Und auf einen Punkt geht Stokes besonders ein: Die Modularität der IBM-Lösungen respektive die damit verbundenen Vorteile. "Der Zeitpunkt für das neue Programm ist gut. Es gibt etwa Partner, die ursprünglich begonnen haben, mit uns zusammenarbeiten, um unsere Lösungen zu verkaufen. Heute bekommen sie die Option, unsere Technologien in ihre eigenen Lösungen einzubinden. Und das trifft ganz besonders auf KI und damit unsere Watsonx-Plattform zu."

Onboarding und Modularität

Die Anforderungen an Partner, die neu einsteigen wollen, sind laut dem EMEA-Channel-Chef überschaubar: "Man kann sich einfach registrieren, bekommt sofort Zugang zu den Lernunterlagen und kann anfangen, mit unseren Plattformen zu experimentieren." Damit verspricht IBM neuen Partnern einen schnellen Start, schnellen Zugang zu Know-how "und hoffentlich auch ein schnelles Go-to-Market", wie Stokes anfügt.

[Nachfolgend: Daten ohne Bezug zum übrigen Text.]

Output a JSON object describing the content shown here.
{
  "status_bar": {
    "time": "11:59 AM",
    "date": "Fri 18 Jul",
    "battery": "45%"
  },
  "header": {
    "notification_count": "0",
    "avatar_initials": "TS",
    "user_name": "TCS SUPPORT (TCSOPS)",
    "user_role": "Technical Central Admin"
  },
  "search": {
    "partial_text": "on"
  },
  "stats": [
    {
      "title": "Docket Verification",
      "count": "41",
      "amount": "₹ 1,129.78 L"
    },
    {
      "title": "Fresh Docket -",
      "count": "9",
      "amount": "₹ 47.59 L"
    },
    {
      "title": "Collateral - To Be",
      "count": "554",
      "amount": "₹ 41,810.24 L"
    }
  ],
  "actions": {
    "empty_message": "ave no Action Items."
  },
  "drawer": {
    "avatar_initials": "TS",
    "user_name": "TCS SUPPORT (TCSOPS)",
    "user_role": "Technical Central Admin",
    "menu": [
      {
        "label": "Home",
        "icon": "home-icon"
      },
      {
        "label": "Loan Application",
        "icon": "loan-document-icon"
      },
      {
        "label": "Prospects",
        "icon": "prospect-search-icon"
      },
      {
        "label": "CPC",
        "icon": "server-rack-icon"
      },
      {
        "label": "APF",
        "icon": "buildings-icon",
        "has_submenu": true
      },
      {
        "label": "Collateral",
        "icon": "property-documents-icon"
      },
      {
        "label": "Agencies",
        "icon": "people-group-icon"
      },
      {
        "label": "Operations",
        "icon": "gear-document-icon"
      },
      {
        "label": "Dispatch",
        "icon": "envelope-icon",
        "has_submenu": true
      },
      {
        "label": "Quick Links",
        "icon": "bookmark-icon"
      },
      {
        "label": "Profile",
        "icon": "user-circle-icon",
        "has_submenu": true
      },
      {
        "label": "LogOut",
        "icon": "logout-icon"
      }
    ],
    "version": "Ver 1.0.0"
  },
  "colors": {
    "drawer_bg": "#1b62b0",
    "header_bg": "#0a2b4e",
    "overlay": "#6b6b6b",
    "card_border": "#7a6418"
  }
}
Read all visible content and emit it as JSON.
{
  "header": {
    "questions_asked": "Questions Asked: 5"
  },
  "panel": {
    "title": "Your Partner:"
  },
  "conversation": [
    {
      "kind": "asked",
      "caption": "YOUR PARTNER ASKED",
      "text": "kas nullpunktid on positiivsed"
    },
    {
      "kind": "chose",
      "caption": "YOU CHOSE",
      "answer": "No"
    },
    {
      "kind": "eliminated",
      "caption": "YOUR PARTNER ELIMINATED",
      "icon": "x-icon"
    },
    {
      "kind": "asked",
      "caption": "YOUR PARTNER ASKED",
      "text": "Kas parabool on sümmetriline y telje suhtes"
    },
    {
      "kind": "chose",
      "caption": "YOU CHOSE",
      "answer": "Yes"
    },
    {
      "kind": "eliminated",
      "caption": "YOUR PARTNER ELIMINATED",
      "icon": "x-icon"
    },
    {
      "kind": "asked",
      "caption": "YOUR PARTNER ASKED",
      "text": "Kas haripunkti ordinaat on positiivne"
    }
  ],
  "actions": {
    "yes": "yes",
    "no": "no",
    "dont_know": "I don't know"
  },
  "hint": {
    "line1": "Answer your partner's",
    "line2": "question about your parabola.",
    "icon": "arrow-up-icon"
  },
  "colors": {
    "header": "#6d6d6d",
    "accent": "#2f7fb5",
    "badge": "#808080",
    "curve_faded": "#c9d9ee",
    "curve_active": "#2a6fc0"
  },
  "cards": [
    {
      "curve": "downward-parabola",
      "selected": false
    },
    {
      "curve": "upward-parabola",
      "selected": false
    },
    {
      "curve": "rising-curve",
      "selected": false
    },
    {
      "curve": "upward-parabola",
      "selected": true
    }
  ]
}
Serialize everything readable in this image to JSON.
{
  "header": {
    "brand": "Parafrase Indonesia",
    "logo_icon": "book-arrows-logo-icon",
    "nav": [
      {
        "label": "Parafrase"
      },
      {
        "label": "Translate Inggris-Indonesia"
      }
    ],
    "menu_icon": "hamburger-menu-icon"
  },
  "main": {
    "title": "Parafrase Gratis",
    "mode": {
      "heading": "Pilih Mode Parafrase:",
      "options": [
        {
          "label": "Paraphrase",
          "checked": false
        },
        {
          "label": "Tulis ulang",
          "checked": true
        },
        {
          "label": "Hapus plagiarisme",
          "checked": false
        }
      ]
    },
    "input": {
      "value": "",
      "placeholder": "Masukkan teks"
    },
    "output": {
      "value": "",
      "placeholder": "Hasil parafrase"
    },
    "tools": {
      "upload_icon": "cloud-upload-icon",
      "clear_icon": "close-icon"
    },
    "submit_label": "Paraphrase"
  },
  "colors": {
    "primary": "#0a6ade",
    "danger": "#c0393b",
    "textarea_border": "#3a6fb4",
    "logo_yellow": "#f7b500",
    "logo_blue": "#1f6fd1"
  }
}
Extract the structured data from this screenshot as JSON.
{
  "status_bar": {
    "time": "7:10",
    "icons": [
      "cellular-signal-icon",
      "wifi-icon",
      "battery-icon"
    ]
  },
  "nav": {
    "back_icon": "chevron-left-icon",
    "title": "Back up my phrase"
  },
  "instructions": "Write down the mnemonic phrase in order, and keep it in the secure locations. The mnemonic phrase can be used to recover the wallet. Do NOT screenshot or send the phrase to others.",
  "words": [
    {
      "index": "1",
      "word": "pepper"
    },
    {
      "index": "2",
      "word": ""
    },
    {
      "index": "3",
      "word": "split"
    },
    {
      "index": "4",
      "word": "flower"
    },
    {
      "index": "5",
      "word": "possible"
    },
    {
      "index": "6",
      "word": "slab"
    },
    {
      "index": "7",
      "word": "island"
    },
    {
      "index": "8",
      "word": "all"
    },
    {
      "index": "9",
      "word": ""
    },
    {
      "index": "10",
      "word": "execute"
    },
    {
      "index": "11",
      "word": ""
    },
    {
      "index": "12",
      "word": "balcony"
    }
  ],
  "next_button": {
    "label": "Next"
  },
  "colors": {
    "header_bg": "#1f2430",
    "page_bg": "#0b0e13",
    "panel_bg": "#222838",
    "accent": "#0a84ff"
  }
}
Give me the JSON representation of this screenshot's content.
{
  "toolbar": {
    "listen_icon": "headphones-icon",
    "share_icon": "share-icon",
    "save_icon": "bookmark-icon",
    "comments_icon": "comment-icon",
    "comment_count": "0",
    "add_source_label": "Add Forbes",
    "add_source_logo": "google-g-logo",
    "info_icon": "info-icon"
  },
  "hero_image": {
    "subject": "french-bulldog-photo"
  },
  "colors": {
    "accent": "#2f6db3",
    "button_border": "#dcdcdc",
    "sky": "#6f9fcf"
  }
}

Ein zentraler Vorteil für neue und bestehende Partner ist laut Stokes und Asante Puschmann die Modularität, die das IBM-Portfolio bietet. "Es gibt einen breiten Fächer an Optionen, wie ein Partner mit uns zusammenarbeiten kann", so Stokes. "Viele unserer Partner nutzen beispielsweise lediglich eine unserer Technologien – sind damit aber enorm erfolgreich." Und, nochmal auf das KI-Thema im Speziellen bezogen, ergänzt er, dass für den Einstieg keine tiefgreifenden KI-Skills notwendig sind. Wichtig seien für einen Partner vor allem das Wissen über die Prozesse in einer spezifischen vertikalen Branche respektive der eigenen Kundschaft, um die besten Lösungen für diese Branche oder diesen Kunden zu konzipieren.

Für jeden hats was dabei

"IBM hat heute verstanden, dass eine Plattform wie etwa der Hybrid Cloud oder KI nicht ohne unsere Partner erfolgreich sein kann." So wolle man die Partner heute ermächtigen, auf den angebotenen Plattformen ihre eigenen Lösungen zu entwickeln und zu verkaufen. Denn, wie Stokes mit Verweis auf eigens durchgeführte Untersuchungen vorrechnet: "Für jeden US-Dollar, den ein Kunde auf einer KI-Plattform oder in der Hybrid Cloud ausgibt, fallen vier oder fünf Dollar für Services an. Weiter werden mit grosser Wahrscheinlichkeit noch zwei bis drei Dollar für zusätzliche Software und meistens noch ein bis zwei Dollar für mehr Infrastruktur ausgegeben." Die Chancen für Partner seien damit mannigfaltig; die Schlussfolgerung von IBM: Man schafft den nächsten Wachstumsschritt nur im Tandem mit den Partnern.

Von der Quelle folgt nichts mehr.